Expression profiling by high throughput sequencing Other
Summary
The Severe Acute Respiratory Syndrome Coronavirus 2 (SARS-CoV-2) virus has infected over 100 million people and caused over 2.5 million deaths worldwide. Yet, the molecular mechanisms underlying the clinical manifestations of COVID-19, as well as what distinguishes them from common seasonal influenza virus and other lung injury states such as Acute Respiratory Distress Syndrome (ARDS) remains poorly understood. To address these challenges, we combined transcriptional profiling of 646 clinical nasopharyngeal swabs and 39 patient autopsy tissues, matched with spatial protein and expression profiling (GeoMx) across 357 tissue sections. These results define both body-wide and tissue-specific (heart, liver, lung, kidney, and lymph nodes) damage wrought by the SARS-CoV-2 infection, which are a function both of viral load (high vs. low) and transcriptional signatures (splicing isoforms, T-cell receptor expression, cell state regression).

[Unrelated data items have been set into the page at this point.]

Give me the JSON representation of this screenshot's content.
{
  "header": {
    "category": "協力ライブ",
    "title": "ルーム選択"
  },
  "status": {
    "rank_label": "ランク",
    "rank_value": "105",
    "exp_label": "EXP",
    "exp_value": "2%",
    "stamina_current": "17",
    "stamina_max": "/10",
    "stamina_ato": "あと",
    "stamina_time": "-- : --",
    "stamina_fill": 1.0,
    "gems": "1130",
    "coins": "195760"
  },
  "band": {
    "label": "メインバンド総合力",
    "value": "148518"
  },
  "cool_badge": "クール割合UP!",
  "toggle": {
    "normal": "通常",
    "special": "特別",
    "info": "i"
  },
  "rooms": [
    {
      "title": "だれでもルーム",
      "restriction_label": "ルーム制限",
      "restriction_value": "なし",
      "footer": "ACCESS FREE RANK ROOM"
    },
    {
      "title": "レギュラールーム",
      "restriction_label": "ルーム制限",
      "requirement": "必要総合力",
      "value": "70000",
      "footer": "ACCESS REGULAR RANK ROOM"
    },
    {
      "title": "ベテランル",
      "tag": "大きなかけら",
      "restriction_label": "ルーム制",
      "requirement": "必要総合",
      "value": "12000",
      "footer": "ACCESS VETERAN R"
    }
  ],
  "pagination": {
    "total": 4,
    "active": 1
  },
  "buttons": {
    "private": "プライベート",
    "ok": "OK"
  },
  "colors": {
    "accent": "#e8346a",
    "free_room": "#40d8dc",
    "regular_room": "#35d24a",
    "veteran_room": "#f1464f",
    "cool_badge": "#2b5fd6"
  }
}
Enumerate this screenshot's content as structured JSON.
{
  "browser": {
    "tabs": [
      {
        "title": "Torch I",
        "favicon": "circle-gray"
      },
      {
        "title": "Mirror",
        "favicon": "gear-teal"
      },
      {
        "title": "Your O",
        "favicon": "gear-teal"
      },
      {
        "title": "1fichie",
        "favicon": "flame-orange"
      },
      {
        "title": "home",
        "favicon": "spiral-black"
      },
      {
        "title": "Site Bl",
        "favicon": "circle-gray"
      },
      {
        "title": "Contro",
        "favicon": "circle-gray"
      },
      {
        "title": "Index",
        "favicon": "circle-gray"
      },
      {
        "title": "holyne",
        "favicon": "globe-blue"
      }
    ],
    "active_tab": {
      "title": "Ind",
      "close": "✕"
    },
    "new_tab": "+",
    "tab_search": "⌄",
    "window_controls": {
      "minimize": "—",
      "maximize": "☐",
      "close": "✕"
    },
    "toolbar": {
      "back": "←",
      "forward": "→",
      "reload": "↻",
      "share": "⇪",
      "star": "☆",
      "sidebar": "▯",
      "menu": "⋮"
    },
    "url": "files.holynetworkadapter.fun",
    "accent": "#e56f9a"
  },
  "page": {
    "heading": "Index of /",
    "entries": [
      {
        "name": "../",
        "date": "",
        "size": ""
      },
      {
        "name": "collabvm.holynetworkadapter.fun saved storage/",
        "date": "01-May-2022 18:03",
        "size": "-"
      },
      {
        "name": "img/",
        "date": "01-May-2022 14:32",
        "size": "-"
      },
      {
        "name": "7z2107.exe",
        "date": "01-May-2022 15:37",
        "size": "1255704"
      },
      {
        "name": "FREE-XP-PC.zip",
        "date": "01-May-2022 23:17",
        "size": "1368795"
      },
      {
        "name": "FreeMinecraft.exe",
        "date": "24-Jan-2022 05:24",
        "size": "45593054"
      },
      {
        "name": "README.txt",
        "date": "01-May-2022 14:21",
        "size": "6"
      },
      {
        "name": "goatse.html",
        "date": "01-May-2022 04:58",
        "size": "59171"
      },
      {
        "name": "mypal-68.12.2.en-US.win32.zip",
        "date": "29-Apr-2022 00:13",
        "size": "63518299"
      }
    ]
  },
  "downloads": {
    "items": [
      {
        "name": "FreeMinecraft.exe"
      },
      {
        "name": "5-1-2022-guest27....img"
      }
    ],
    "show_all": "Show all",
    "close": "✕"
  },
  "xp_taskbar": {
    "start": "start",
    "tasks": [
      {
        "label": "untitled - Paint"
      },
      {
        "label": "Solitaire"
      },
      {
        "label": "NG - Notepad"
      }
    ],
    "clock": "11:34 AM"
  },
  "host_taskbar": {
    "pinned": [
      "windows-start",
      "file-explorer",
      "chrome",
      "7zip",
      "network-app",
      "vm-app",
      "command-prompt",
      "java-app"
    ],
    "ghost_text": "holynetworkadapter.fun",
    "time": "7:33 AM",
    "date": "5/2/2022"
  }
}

These findings reveal a massive disruption of cellular and transcriptional pathways from COVID-19 that can inform subsequent studies on the pathophysiology SARS-CoV-2 as well as other viruses.
Overall design
The molecular mechanisms and clinical manifestations of COVID-19 are still poorly understood, especially in terms of the differences between COVID-19, influenza virus, Acute Respiratory Distress Syndrome (ARDS), and other viral infections. To address these challenges, we combined transcriptional profiling of 646 clinical nasopharyngeal swabs and 39 patient autopsy tissues, matched with spatial protein and expression profiling (GeoMx) across 357 tissue sections (regions of interest, ROIs) with 373 areas of interest (i.e., samples). Note that 1 or more AOIs can be found in a given ROI. The dataset comprises the GeoMx data samples only. Specifically, there are five groups (Covid-19_High, Covid-19_Low, Non-viral [ARDS], Flu, and Normal). The breakdown of Patients, ROIs, and AOIs are as follows: Covid-19_High, 4 patients and 86 AOIs within 86 ROIs; Covid-19_Low, 4 patients and 94 AOIs within 94 ROIs; Non-viral, 3 patients and 67 AOIs within 63 ROIs; Flu, 2 patients and 46 AOIs within 42 ROIs; Normal, 3 patients and 64 AOIs within 60 ROIs. For each AOI (sample), digital spatial profiling was performed using NanoStiring's Cancer Transcriptome Atlas (CTA) with Covid-19 spike-in genes.